The Board of Immigration Appeals published a new decision on March 8, 2021, titled Matter of Nemis, 28 I&N Dec. 250. The caption of the decision reads:
(1) Applying the categorical approach, the conspiracy statute, 18 U.S.C. § 371 (2012), is overbroad relative to the generic definition of a crime involving moral turpitude, and divisible between the offense clause, which may or may not involve moral turpitude, and the defraud clause of the statute, which is categorically a crime involving moral turpitude.
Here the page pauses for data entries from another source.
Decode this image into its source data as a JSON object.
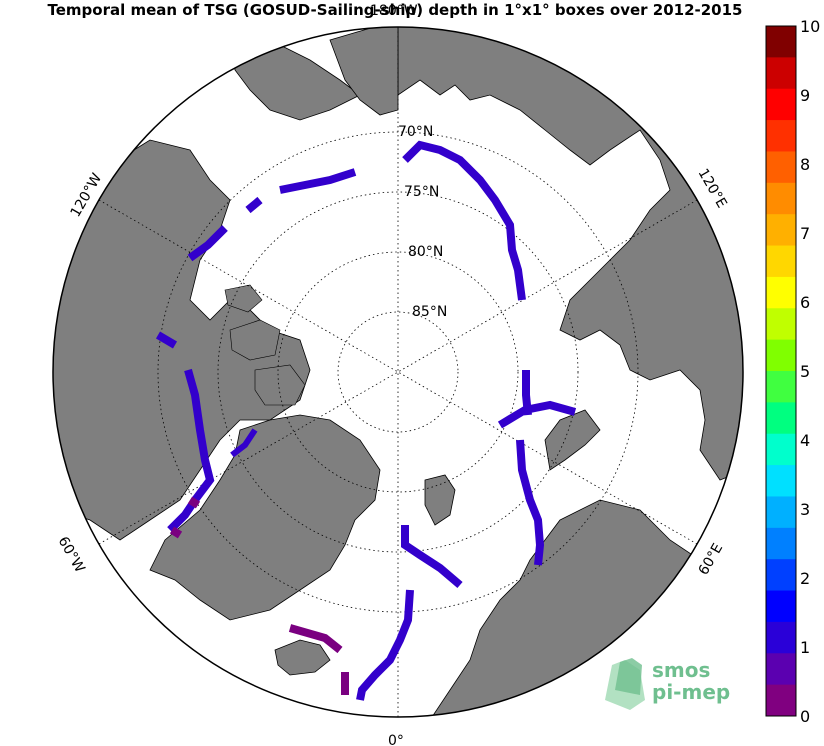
{
  "title": "Temporal mean of TSG (GOSUD-Sailing-ship) depth in 1°x1° boxes over 2012-2015",
  "meridian_labels": {
    "top": "180°W",
    "left_upper": "120°W",
    "right_upper": "120°E",
    "left_lower": "60°W",
    "right_lower": "60°E",
    "bottom": "0°"
  },
  "parallel_labels": [
    "70°N",
    "75°N",
    "80°N",
    "85°N"
  ],
  "colorbar": {
    "ticks": [
      "0",
      "1",
      "2",
      "3",
      "4",
      "5",
      "6",
      "7",
      "8",
      "9",
      "10"
    ],
    "colors": [
      "#800080",
      "#5b00b0",
      "#2a00d8",
      "#0000ff",
      "#0040ff",
      "#0080ff",
      "#00b0ff",
      "#00e0ff",
      "#00ffcc",
      "#00ff80",
      "#40ff40",
      "#80ff00",
      "#c0ff00",
      "#ffff00",
      "#ffd700",
      "#ffb000",
      "#ff8c00",
      "#ff6000",
      "#ff3000",
      "#ff0000",
      "#cc0000",
      "#800000"
    ]
  },
  "logo": {
    "line1": "smos",
    "line2": "pi-mep"
  },
  "map_colors": {
    "land": "#7f7f7f",
    "ocean": "#ffffff",
    "track_main": "#3300cc",
    "track_shallow": "#7a0080"
  }
}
(2) To determine whether a conspiracy conviction under the offense clause of 18 U.S.C. § 371 constitutes a crime involving moral turpitude, the underlying statute of conviction should be examined under the categorical, and if applicable, modified categorical approach.
(3) The respondent’s conviction under 18 U.S.C. § 1546(a) (2012), punishing fraud and misuse of visas, permits, and other documents, is overbroad and divisible such that the modified categorical approach is applicable and it was proper to consider the conviction records. Matter of Serna, 20 I&N Dec. 579 (BIA 1992), clarified.
(4) The respondent’s conviction for conspiracy to commit visa fraud in violation of 18 U.S.C. §§ 371 and 1546(a) is a conviction for a crime involving moral turpitude under the modified categorical approach.